Far From Being a Utilitarian Afterthought, an Astonishing Number of Design Choices Go Into Pagination (theoutline.com)
An anonymous reader shares a report: In his landmark 1931 book An Essay on Typography, the British typographer Eric Gill discusses everything from the proper place for the tail of an 'R' to terminate to which type of word press might best serve the amateur typographer. He casts the printed word as sacred. But there's one thing -- a silent, steady workhorse found in nearly every book -- that Gill fails to address: the lowly page number. The functional role of the page number is simple: it provides order and sequence to a text. And while it is a supremely utilitarian design element, more thought is put into it than you might imagine. Should it go at the top or the bottom of the page? In the right or left margin? Or in the center?
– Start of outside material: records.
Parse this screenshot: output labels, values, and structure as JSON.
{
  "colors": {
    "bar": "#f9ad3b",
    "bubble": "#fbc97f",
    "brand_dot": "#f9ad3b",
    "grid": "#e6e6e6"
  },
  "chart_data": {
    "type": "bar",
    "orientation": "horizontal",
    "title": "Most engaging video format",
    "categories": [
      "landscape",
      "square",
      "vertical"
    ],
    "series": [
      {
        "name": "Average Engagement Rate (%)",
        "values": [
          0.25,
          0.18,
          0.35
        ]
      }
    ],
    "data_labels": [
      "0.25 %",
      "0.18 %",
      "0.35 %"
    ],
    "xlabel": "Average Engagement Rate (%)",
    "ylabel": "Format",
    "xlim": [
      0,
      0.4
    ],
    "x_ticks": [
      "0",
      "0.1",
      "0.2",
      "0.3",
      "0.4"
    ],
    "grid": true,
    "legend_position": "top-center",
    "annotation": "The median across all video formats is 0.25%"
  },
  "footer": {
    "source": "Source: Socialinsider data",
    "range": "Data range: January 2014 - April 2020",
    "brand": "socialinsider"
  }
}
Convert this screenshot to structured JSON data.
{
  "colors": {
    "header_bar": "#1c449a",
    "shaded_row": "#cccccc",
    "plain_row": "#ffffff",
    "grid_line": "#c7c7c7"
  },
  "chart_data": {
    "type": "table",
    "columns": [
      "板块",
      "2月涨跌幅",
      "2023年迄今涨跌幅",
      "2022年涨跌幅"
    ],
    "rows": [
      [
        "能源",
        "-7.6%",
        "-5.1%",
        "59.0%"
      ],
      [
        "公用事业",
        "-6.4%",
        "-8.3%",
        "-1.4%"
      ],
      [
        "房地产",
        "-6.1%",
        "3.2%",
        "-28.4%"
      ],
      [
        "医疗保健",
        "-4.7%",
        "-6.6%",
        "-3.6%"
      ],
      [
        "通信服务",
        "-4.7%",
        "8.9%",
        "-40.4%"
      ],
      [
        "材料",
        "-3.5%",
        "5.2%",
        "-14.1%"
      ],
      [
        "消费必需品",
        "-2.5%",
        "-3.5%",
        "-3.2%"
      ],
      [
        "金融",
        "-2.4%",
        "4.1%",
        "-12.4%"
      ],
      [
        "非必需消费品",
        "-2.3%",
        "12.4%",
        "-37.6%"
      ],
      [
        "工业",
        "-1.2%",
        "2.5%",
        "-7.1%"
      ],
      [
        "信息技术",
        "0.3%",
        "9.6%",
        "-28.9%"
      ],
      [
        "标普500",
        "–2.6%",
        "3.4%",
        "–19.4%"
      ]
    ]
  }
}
These are all conscious and deliberate choices made by designers.
Has anyone found an "The Outline" post on Slashdot that hasn't fallen under
1) Uninformed Gibberish
2) Trolling clickbait
3) Completely boring filler of interest to no one even the topic's core audience
How is this news for nerds again and who cares?
Typography is a pretty nerdy field.
Having authored a number of books (technical/educational) and been deeply involved in page layout and pedagogy, I can tell you that these things are taken VERY seriously. And, yes, our editorial and authoring teams have had holy wars over much less than this.
These issues come to the forefront when books will be re-used by the same person. Something that is educational or used as a reference requires great thought with regards to layout.
Typography and related layout issues are quite an art. I wish there was some simple reference guide. Chicago Manual of Style only goes so far.
"If you want to improve, be content to be thought foolish and stupid." - Epictetus
Pet peeve: PDF files with displayed page numbers that don't match up with the actual page index.